Swift Async Algorithms: Design Guidelines

DevAndArtist · November 27, 2022, 7:47am

That caught my attention. Would you mind to provide very minimal examples for those cases? I find myself running into bugs when working with back pressure mechanics. For example flatMap works fairly different with AsyncSequence than it does in RxSwift.

David_Smith · November 27, 2022, 10:13am

I think I’d need to see specifics, but maybe it’s the difference between “like a one-shot callback block” and “like a block that’s registered once and called repeatedly”?

tcldr · November 27, 2022, 10:25am

That's an interesting perspective, this is kind of fundamental to rule 2.1.4.

My own opinion is that it's going to be very difficult to reason about a pipeline that has multiple buffers (of the unbounded/latest/earliest variety) placed throughout its length.

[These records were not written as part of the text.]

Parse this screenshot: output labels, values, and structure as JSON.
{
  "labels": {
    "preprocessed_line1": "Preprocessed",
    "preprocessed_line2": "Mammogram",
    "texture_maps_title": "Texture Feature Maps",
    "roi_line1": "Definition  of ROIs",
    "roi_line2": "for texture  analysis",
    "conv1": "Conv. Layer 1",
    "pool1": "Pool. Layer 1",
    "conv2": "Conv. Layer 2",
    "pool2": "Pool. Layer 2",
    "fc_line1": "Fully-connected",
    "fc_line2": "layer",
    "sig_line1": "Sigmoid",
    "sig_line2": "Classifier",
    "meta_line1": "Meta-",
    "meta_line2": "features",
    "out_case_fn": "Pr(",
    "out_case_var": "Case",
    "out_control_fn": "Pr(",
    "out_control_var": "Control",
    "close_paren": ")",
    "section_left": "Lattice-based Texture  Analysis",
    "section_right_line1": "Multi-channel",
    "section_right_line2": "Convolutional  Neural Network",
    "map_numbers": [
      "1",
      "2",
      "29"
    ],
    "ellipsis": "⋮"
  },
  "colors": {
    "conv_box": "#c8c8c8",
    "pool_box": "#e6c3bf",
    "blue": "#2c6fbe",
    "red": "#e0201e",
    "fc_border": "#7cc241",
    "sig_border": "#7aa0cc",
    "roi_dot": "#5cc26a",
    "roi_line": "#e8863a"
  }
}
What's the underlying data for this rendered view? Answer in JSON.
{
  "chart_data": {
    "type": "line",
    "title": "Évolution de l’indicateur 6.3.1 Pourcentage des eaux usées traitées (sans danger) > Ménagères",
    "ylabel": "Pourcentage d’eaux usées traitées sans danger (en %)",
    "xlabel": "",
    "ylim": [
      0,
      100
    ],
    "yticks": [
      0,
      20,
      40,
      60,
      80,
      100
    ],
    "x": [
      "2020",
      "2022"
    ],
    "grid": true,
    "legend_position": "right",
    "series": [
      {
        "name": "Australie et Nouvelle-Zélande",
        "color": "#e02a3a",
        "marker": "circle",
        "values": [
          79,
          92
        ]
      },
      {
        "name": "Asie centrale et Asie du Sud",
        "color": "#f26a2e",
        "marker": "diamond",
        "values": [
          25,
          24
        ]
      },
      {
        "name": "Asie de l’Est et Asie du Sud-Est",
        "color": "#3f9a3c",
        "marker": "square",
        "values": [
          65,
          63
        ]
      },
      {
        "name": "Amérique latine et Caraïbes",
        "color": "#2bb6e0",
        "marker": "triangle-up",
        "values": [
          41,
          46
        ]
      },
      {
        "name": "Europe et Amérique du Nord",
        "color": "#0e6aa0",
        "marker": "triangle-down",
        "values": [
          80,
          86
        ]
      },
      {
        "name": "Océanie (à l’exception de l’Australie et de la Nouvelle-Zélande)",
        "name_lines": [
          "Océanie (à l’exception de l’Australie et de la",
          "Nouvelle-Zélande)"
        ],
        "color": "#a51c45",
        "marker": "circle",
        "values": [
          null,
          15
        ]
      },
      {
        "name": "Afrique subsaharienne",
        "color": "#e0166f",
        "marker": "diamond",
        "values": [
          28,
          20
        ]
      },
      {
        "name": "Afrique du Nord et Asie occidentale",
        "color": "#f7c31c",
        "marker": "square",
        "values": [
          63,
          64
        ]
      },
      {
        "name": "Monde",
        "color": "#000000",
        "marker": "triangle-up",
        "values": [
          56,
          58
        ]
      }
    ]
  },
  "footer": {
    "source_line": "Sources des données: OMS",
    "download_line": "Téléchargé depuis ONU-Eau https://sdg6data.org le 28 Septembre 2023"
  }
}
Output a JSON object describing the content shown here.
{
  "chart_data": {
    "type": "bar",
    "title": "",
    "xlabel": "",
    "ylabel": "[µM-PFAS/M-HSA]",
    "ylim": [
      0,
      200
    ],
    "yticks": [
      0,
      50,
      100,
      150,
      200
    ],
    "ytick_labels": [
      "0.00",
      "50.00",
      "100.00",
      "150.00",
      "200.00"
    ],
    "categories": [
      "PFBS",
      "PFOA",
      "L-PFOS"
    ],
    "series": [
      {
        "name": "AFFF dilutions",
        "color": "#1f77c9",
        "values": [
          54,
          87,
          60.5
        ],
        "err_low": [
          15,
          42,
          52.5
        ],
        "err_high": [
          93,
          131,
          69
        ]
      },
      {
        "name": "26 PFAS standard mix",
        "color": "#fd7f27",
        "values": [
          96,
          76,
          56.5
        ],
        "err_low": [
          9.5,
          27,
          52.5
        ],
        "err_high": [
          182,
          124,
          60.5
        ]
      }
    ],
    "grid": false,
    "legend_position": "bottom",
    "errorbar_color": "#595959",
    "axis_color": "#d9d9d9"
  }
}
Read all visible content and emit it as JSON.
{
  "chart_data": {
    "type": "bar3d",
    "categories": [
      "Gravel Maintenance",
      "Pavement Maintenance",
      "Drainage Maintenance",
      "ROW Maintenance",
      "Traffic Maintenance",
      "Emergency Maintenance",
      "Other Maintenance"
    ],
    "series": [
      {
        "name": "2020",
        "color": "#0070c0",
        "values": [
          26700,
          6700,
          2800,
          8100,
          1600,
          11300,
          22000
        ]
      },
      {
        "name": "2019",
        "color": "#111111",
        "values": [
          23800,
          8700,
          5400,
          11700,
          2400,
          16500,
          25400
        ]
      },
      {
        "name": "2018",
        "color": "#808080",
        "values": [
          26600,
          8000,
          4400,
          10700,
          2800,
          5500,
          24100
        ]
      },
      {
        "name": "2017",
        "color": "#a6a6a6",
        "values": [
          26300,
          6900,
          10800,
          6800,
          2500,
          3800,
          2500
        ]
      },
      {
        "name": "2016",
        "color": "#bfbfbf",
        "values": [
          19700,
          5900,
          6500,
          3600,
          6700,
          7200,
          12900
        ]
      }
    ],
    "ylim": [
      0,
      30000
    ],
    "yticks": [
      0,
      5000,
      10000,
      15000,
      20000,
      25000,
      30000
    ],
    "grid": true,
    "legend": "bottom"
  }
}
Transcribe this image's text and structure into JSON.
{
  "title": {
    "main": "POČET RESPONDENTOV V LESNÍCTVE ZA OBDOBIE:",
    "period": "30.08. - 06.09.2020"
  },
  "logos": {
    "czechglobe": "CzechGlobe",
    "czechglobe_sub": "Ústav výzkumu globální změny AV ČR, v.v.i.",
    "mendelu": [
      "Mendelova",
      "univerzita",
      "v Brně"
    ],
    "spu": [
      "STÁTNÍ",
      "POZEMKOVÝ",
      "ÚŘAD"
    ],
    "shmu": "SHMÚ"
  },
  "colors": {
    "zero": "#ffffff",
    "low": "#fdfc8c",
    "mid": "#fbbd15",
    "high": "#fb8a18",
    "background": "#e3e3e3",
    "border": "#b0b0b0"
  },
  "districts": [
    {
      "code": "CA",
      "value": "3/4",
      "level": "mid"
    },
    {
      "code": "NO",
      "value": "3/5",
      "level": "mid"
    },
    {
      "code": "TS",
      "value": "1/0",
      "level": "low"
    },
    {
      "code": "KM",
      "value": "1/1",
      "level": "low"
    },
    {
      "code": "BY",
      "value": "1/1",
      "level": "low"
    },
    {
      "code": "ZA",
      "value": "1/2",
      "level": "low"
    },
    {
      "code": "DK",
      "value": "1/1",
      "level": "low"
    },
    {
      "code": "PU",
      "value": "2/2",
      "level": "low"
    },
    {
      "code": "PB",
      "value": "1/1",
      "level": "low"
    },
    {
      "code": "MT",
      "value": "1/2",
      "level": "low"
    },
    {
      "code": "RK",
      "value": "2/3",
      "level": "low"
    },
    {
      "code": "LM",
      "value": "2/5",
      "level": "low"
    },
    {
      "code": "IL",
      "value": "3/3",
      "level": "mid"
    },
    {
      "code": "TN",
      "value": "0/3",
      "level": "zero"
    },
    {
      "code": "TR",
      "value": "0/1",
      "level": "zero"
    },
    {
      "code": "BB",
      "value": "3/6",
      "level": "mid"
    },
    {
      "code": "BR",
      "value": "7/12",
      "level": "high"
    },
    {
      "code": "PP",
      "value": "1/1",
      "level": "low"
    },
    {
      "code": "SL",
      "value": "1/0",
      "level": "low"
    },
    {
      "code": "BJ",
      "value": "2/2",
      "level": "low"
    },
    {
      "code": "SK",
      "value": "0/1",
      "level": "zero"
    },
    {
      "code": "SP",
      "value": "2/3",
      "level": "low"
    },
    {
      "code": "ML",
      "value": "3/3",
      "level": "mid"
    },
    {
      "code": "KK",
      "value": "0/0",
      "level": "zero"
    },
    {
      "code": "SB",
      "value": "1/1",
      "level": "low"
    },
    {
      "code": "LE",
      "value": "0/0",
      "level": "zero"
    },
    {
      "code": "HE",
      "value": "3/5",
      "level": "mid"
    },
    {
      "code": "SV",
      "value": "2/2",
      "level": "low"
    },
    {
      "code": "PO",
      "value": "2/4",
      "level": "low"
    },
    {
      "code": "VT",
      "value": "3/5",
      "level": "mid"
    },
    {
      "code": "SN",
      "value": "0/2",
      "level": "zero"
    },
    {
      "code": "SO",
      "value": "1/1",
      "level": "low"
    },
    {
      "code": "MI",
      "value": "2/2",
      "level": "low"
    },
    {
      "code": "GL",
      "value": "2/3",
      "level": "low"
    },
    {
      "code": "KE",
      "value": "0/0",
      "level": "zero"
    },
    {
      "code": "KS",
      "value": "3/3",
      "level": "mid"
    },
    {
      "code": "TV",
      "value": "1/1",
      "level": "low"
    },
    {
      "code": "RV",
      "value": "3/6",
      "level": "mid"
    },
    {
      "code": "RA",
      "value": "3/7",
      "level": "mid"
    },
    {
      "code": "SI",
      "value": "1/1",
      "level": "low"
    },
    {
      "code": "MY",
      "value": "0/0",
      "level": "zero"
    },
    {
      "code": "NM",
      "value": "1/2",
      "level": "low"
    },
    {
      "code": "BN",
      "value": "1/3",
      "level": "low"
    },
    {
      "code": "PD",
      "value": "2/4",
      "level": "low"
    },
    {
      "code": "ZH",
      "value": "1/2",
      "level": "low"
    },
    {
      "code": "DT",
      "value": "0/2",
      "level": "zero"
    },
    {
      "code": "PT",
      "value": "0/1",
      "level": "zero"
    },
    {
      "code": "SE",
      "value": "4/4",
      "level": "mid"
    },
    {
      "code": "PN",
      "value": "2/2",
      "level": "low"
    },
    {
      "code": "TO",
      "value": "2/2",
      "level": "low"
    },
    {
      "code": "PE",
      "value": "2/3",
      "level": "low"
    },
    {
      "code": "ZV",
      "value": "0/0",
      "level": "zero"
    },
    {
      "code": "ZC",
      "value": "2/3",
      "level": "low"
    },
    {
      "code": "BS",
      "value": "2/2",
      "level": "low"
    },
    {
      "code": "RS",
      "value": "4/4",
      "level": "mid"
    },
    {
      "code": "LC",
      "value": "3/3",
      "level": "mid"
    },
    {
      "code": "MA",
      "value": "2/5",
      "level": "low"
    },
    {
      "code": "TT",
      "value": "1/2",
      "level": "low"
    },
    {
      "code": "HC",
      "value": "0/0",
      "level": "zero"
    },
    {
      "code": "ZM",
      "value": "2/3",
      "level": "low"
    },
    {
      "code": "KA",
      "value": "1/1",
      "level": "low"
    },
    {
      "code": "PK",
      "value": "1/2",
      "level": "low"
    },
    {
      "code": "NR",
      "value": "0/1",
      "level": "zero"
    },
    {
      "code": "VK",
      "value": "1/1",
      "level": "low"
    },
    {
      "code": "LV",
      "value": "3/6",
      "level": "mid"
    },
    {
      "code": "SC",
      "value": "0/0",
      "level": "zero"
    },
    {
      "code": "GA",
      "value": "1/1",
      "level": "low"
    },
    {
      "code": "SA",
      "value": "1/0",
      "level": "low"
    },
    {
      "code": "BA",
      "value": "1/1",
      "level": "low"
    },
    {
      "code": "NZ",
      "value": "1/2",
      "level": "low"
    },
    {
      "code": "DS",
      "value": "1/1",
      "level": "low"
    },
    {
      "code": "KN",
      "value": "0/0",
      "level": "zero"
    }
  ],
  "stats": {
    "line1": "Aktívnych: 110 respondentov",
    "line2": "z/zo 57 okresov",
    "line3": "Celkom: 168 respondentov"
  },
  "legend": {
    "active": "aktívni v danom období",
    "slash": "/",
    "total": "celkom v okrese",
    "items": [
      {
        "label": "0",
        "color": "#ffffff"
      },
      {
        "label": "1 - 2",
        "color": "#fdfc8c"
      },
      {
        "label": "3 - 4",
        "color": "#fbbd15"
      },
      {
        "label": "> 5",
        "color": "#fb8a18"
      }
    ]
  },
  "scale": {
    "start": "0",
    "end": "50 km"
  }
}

The idea behind 2.1.4 is that whilst a pipeline that maintains back pressure from the point of consumption to the point of production can easily be converted into one that does not – through the placement of a buffer – the reverse is not true. Therefore, the algorithms for SAA should support back pressure as a default, and programmers can then compose the behavior they want either way. In other words, algorithm designers need to be mindful of the effect of placing a buffer in their algorithm.

Going back to the push/pull analogy (if it holds), I'm not sure that you're converting from a pull/push by placing a buffer, it's more like adding an additional source of 'pull' locomotion up the pipeline. It's not too dissimilar to plumbing in that regard, if you place a bunch of pumps at different levels you have to be careful not to cause a flood.

I think the natural polarity of the overall system is important, it does inform the design of the algorithms.

lukasa · November 28, 2022, 8:35am

While your insights are generally applicable here, it is important to grasp that "placing a buffer" doesn't imply "abandoning backpressure". You can continue to maintain backpressure while using a buffer to invert a push model to a pull model. SwiftNIO exposes just such a type: NIOAsyncSequenceProducer. We needed this to deal with exactly the situation that @David_Smith discussed: NIO's ChannelPipeline has a push model, AsyncSequence has a pull model, so we had to turn the backpressure model around.

The mere presence of a buffer does not inherently make a pipeline more difficult to reason about. The presence of a buffer that is unbounded and doesn't exert backpressure most certainly does. That's not a reason not to do this, but it is a reason to take particular care.

The core distinction about push-vs-pull streaming semantics is that pull semantics are impossible to implement unless you have a source transformation step or something thread-like you can block. Pull is a vastly superior programming model: it's easier to understand, users tend to naturally implement backpressure, and it matches our synchronous intuitions. The only problem is that if you don't have a powerful macro system or pervasive green threading, you cannot build such a system outside of a programming language. This is (part of) why Netty and NIO are both push-based: it is (or in NIO's case was) simply not possible to implement them as pull-based in their respective languages.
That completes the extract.